Quand on travaille le théâtre, pas dans un théâtre, mais avec le théâtre comme outil vivant de transport de sens, transport collectif pour le coup, le simulacre, c’est le quotidien. Avec la compagnie ilotopie que je pilote, nous pratiquons un théâtre populaire, c’est-à-dire que nous ne jouons que dans des espaces publics de la ville ou de ses jardins pour des publics d’opportunité, je veux dire un public, une population souvent désabonnée des cultures du huis-clos, aux seuils infranchissables pour beaucoup ; presque un public fortuit. Faire groupe éphémère dans des espaces communs, en offrant un spectacle inscrit dans la ville, a toujours été et reste le projet du groupe ilotopie.
Aucun rapport économique entre ces spectacles et les spectateurs, le regard est gratuit, on ne paie pas pour voir, comme d’un paysage, comme d’un accident. A la compagnie de trouver les fonds, souvent publics, parfois privés, en essayant que la couleur de ces fonds n’impacte pas le sens de nos propositions. Autre tentative d’équilibriste, dans des exhibitions sans paroles, entretenir des polysémies très libres d’interception et d’appropriation, faire circuler dans des formes non narratives des imaginaires aptes à faire image pour chacun et finalement récit, mais récit qui ne sera plus le nôtre. Là, les contes viennent du contexte, story telling qui se pose sur une urbanité souvent en attente d’histoires ; des artistes font parfois parler la ville, le fond de la ville, comme une personne ; la ville est une personne.

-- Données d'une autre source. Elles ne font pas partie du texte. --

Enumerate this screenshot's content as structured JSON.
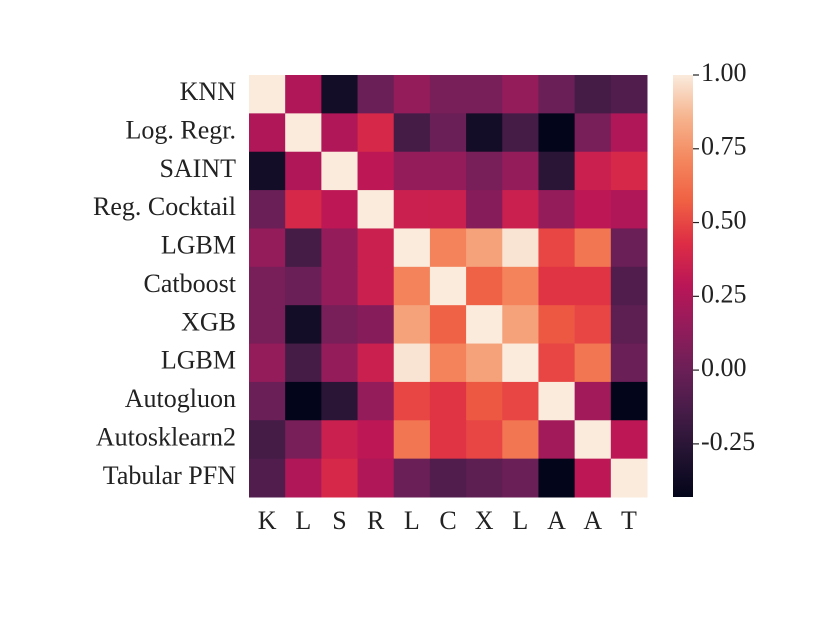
{
  "chart_data": {
    "type": "heatmap",
    "row_labels": [
      "KNN",
      "Log. Regr.",
      "SAINT",
      "Reg. Cocktail",
      "LGBM",
      "Catboost",
      "XGB",
      "LGBM",
      "Autogluon",
      "Autosklearn2",
      "Tabular PFN"
    ],
    "col_labels": [
      "K",
      "L",
      "S",
      "R",
      "L",
      "C",
      "X",
      "L",
      "A",
      "A",
      "T"
    ],
    "values": [
      [
        1.0,
        0.25,
        -0.35,
        0.0,
        0.15,
        0.05,
        0.05,
        0.15,
        0.0,
        -0.15,
        -0.1
      ],
      [
        0.25,
        1.0,
        0.25,
        0.4,
        -0.15,
        0.0,
        -0.35,
        -0.15,
        -0.43,
        0.05,
        0.25
      ],
      [
        -0.35,
        0.25,
        1.0,
        0.3,
        0.15,
        0.15,
        0.05,
        0.15,
        -0.25,
        0.35,
        0.4
      ],
      [
        0.0,
        0.4,
        0.3,
        1.0,
        0.35,
        0.35,
        0.1,
        0.35,
        0.15,
        0.3,
        0.25
      ],
      [
        0.15,
        -0.15,
        0.15,
        0.35,
        1.0,
        0.7,
        0.8,
        0.98,
        0.5,
        0.65,
        0.0
      ],
      [
        0.05,
        0.0,
        0.15,
        0.35,
        0.7,
        1.0,
        0.58,
        0.7,
        0.45,
        0.45,
        -0.1
      ],
      [
        0.05,
        -0.35,
        0.05,
        0.1,
        0.8,
        0.58,
        1.0,
        0.8,
        0.55,
        0.5,
        -0.05
      ],
      [
        0.15,
        -0.15,
        0.15,
        0.35,
        0.98,
        0.7,
        0.8,
        1.0,
        0.5,
        0.65,
        0.0
      ],
      [
        0.0,
        -0.43,
        -0.25,
        0.15,
        0.5,
        0.45,
        0.55,
        0.5,
        1.0,
        0.2,
        -0.43
      ],
      [
        -0.15,
        0.05,
        0.35,
        0.3,
        0.65,
        0.45,
        0.5,
        0.65,
        0.2,
        1.0,
        0.3
      ],
      [
        -0.1,
        0.25,
        0.4,
        0.25,
        0.0,
        -0.1,
        -0.05,
        0.0,
        -0.43,
        0.3,
        1.0
      ]
    ],
    "clim": [
      -0.43,
      1.0
    ],
    "cticks": [
      {
        "value": 1.0,
        "label": "1.00"
      },
      0.75,
      {
        "value": 0.5,
        "label": "0.50"
      },
      0.25,
      {
        "value": 0.0,
        "label": "0.00"
      },
      -0.25
    ],
    "colormap": [
      "#03051a",
      "#221331",
      "#451c47",
      "#6a1f56",
      "#921c5b",
      "#b91657",
      "#dd2c45",
      "#f06043",
      "#f4875e",
      "#f6b48e",
      "#faebdd"
    ]
  }
}
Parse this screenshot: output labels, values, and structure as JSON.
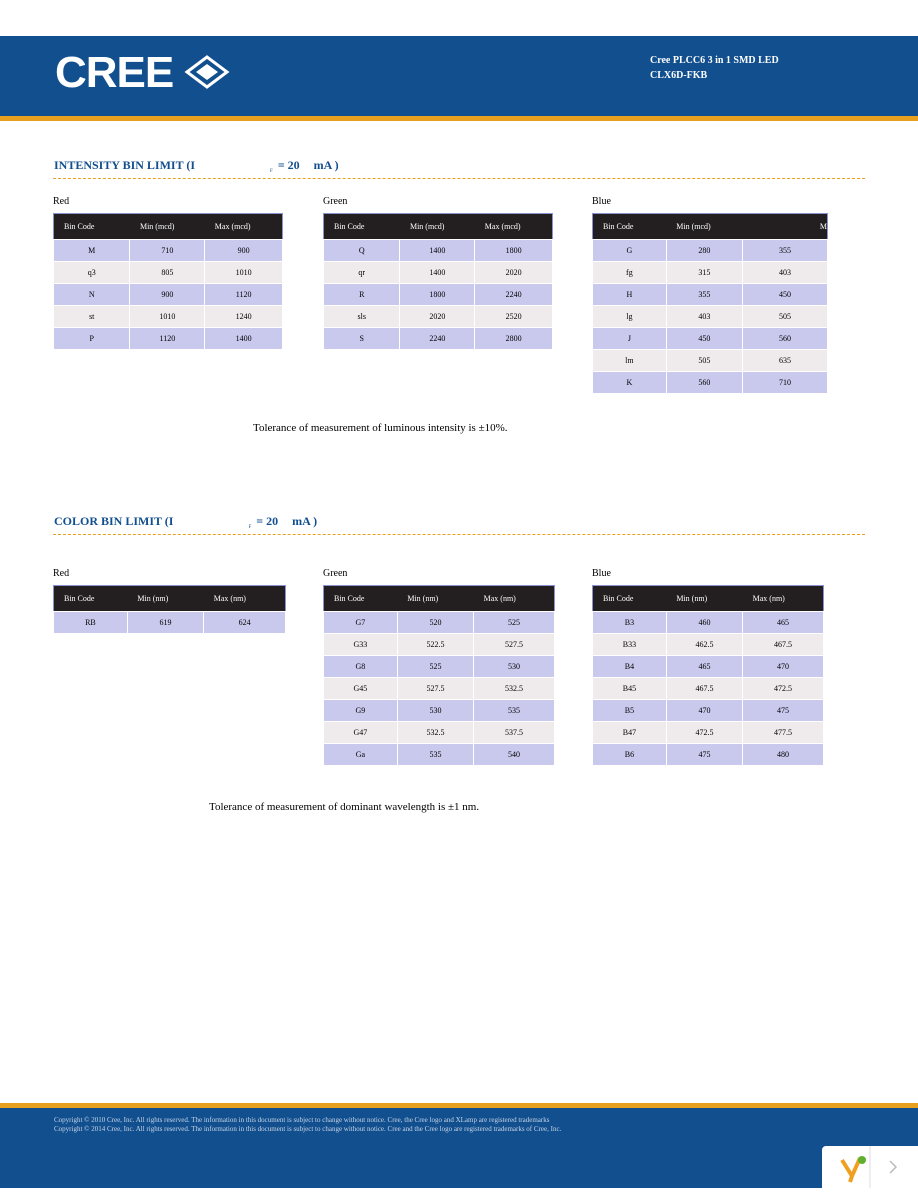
{
  "header": {
    "logo": "CREE",
    "product": "Cree PLCC6 3 in 1 SMD LED",
    "part": "CLX6D-FKB"
  },
  "intensity": {
    "title": "INTENSITY BIN LIMIT (I",
    "sub": "F",
    "cond": "= 20",
    "unit": "mA )",
    "tables": [
      {
        "label": "Red",
        "headers": [
          "Bin Code",
          "Min (mcd)",
          "Max (mcd)"
        ],
        "rows": [
          [
            "M",
            "710",
            "900"
          ],
          [
            "q3",
            "805",
            "1010"
          ],
          [
            "N",
            "900",
            "1120"
          ],
          [
            "st",
            "1010",
            "1240"
          ],
          [
            "P",
            "1120",
            "1400"
          ]
        ]
      },
      {
        "label": "Green",
        "headers": [
          "Bin Code",
          "Min (mcd)",
          "Max (mcd)"
        ],
        "rows": [
          [
            "Q",
            "1400",
            "1800"
          ],
          [
            "qr",
            "1400",
            "2020"
          ],
          [
            "R",
            "1800",
            "2240"
          ],
          [
            "sls",
            "2020",
            "2520"
          ],
          [
            "S",
            "2240",
            "2800"
          ]
        ]
      },
      {
        "label": "Blue",
        "headers": [
          "Bin Code",
          "Min (mcd)",
          "M"
        ],
        "rows": [
          [
            "G",
            "280",
            "355"
          ],
          [
            "fg",
            "315",
            "403"
          ],
          [
            "H",
            "355",
            "450"
          ],
          [
            "lg",
            "403",
            "505"
          ],
          [
            "J",
            "450",
            "560"
          ],
          [
            "lm",
            "505",
            "635"
          ],
          [
            "K",
            "560",
            "710"
          ]
        ]
      }
    ],
    "note": "Tolerance of measurement of luminous intensity is ±10%."
  },
  "color": {
    "title": "COLOR BIN LIMIT (I",
    "sub": "F",
    "cond": "= 20",
    "unit": "mA )",
    "tables": [
      {
        "label": "Red",
        "headers": [
          "Bin Code",
          "Min (nm)",
          "Max (nm)"
        ],
        "rows": [
          [
            "RB",
            "619",
            "624"
          ]
        ]
      },
      {
        "label": "Green",
        "headers": [
          "Bin Code",
          "Min (nm)",
          "Max (nm)"
        ],
        "rows": [
          [
            "G7",
            "520",
            "525"
          ],
          [
            "G33",
            "522.5",
            "527.5"
          ],
          [
            "G8",
            "525",
            "530"
          ],
          [
            "G45",
            "527.5",
            "532.5"
          ],
          [
            "G9",
            "530",
            "535"
          ],
          [
            "G47",
            "532.5",
            "537.5"
          ],
          [
            "Ga",
            "535",
            "540"
          ]
        ]
      },
      {
        "label": "Blue",
        "headers": [
          "Bin Code",
          "Min (nm)",
          "Max (nm)"
        ],
        "rows": [
          [
            "B3",
            "460",
            "465"
          ],
          [
            "B33",
            "462.5",
            "467.5"
          ],
          [
            "B4",
            "465",
            "470"
          ],
          [
            "B45",
            "467.5",
            "472.5"
          ],
          [
            "B5",
            "470",
            "475"
          ],
          [
            "B47",
            "472.5",
            "477.5"
          ],
          [
            "B6",
            "475",
            "480"
          ]
        ]
      }
    ],
    "note": "Tolerance of measurement of dominant wavelength is ±1 nm."
  },
  "footer": {
    "line1": "Copyright © 2010 Cree, Inc. All rights reserved. The information in this document is subject to change without notice. Cree, the Cree logo and XLamp are registered trademarks",
    "line2": "Copyright © 2014 Cree, Inc. All rights reserved. The information in this document is subject to change without notice. Cree and the Cree logo are registered trademarks of Cree, Inc."
  }
}
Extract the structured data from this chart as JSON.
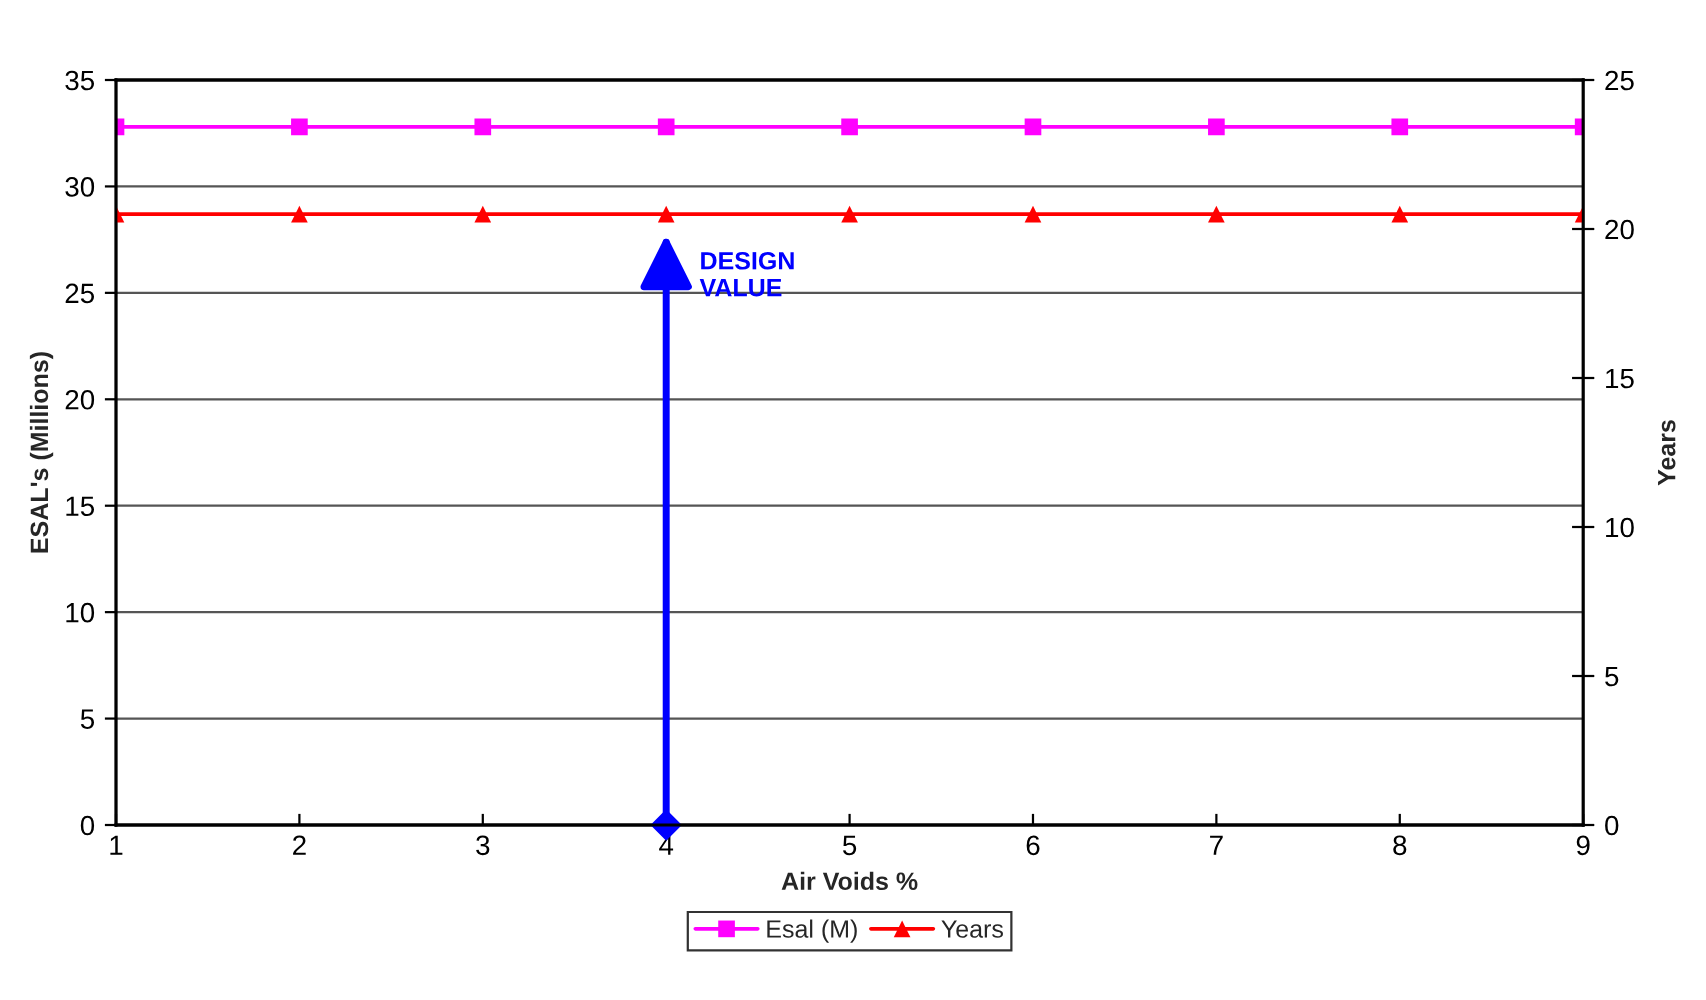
{
  "chart_data": {
    "type": "line",
    "x": [
      1,
      2,
      3,
      4,
      5,
      6,
      7,
      8,
      9
    ],
    "xlabel": "Air Voids %",
    "ylabel": "ESAL's (Millions)",
    "y2label": "Years",
    "series": [
      {
        "name": "Esal (M)",
        "color": "#ff00ff",
        "marker": "square",
        "values": [
          32.8,
          32.8,
          32.8,
          32.8,
          32.8,
          32.8,
          32.8,
          32.8,
          32.8
        ]
      },
      {
        "name": "Years",
        "color": "#ff0000",
        "marker": "triangle",
        "axis": "y2",
        "values": [
          20.5,
          20.5,
          20.5,
          20.5,
          20.5,
          20.5,
          20.5,
          20.5,
          20.5
        ]
      }
    ],
    "annotations": [
      {
        "text": "DESIGN VALUE",
        "x": 4,
        "y": 28
      }
    ],
    "xlim": [
      1,
      9
    ],
    "xticks": [
      1,
      2,
      3,
      4,
      5,
      6,
      7,
      8,
      9
    ],
    "ylim": [
      0,
      35
    ],
    "yticks": [
      0,
      5,
      10,
      15,
      20,
      25,
      30,
      35
    ],
    "y2lim": [
      0,
      25
    ],
    "y2ticks": [
      0,
      5,
      10,
      15,
      20,
      25
    ],
    "grid": "y",
    "legend": "bottom"
  }
}
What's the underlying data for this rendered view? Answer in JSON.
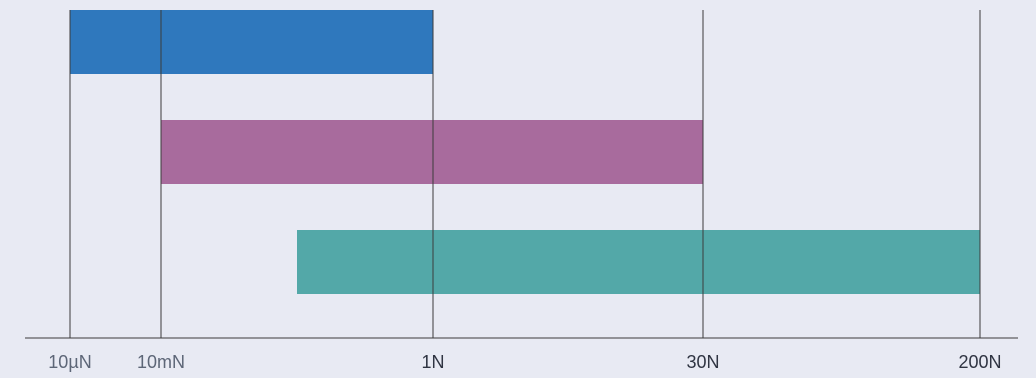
{
  "chart_data": {
    "type": "bar",
    "orientation": "horizontal-range",
    "x_axis": {
      "ticks": [
        "10µN",
        "10mN",
        "1N",
        "30N",
        "200N"
      ]
    },
    "bars": [
      {
        "start": "10µN",
        "end": "1N",
        "color": "#2f78bd"
      },
      {
        "start": "10mN",
        "end": "30N",
        "color": "#a86b9d"
      },
      {
        "start": "0.1N",
        "end": "200N",
        "color": "#53a8a8"
      }
    ],
    "colors": {
      "background": "#e8eaf3",
      "grid": "#3b3b3b",
      "tick_text": "#5d6677",
      "tick_text_emphasis": "#2f3442"
    },
    "grid": true
  }
}
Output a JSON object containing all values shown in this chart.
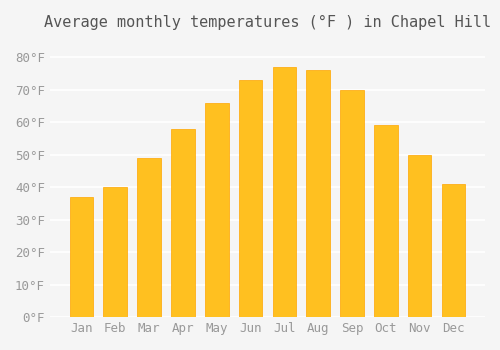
{
  "title": "Average monthly temperatures (°F ) in Chapel Hill",
  "months": [
    "Jan",
    "Feb",
    "Mar",
    "Apr",
    "May",
    "Jun",
    "Jul",
    "Aug",
    "Sep",
    "Oct",
    "Nov",
    "Dec"
  ],
  "values": [
    37,
    40,
    49,
    58,
    66,
    73,
    77,
    76,
    70,
    59,
    50,
    41
  ],
  "bar_color_main": "#FFC020",
  "bar_color_edge": "#FFA500",
  "background_color": "#F5F5F5",
  "grid_color": "#FFFFFF",
  "title_color": "#555555",
  "tick_color": "#999999",
  "ylim": [
    0,
    85
  ],
  "yticks": [
    0,
    10,
    20,
    30,
    40,
    50,
    60,
    70,
    80
  ],
  "title_fontsize": 11,
  "tick_fontsize": 9
}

C’est ici que le simulacre intervient, puisque nous allons « agiter » des figures, mythes archaïques ou récents, totems ou artefacts, avatars ou fantômes, en tous cas actrices et acteurs chargés de signes, sans être cependant caricaturaux. L’acteur produit son acte. Juste comme chacun produit sa vie, mais là, c’est en toute conscience, à vue et pour être reçu, perçu et capté comme simulation ; aussi parce que simuler interroge, comme une fake news interroge aussi par la satire qu’elle révèle. Simuler, c’est aussi inventer des modèles mal accrochés au réel, des utopies de vies et de comportements, parfois des idoles et des déraillements.
Depuis quelques années, peut-être devant les étiolements des espaces publics et l’organisation des mobilités, avec leurs prédictions intangibles, notre compagnie a choisi d’aller faire théâtre sur les eaux, ces eaux qui sont à l’origine des villes, mer, fleuves et rivières, lacs. La surface de l’eau est notre plateau et techniquement, on doit se débrouiller avec ça. Les publics sont invités sur les berges ou les quais ; parfois les plages. Dans ces espaces publics encore très libres, les eaux des villes, nous installons des scénographies éphémères et jouons, avec une quinzaine d’acteurs, sur un plateau aquatique de la taille d’un terrain de football, des spectacles d’une sorte de théâtre de comportement, où l’homme semble miraculeusement adapté à la montée des eaux. Ici tout glisse, apparait et disparait, compose des tableaux successifs dont on n’arrive pas à tout voir, peut-être une histoire à résoudre en permanence, sans héros.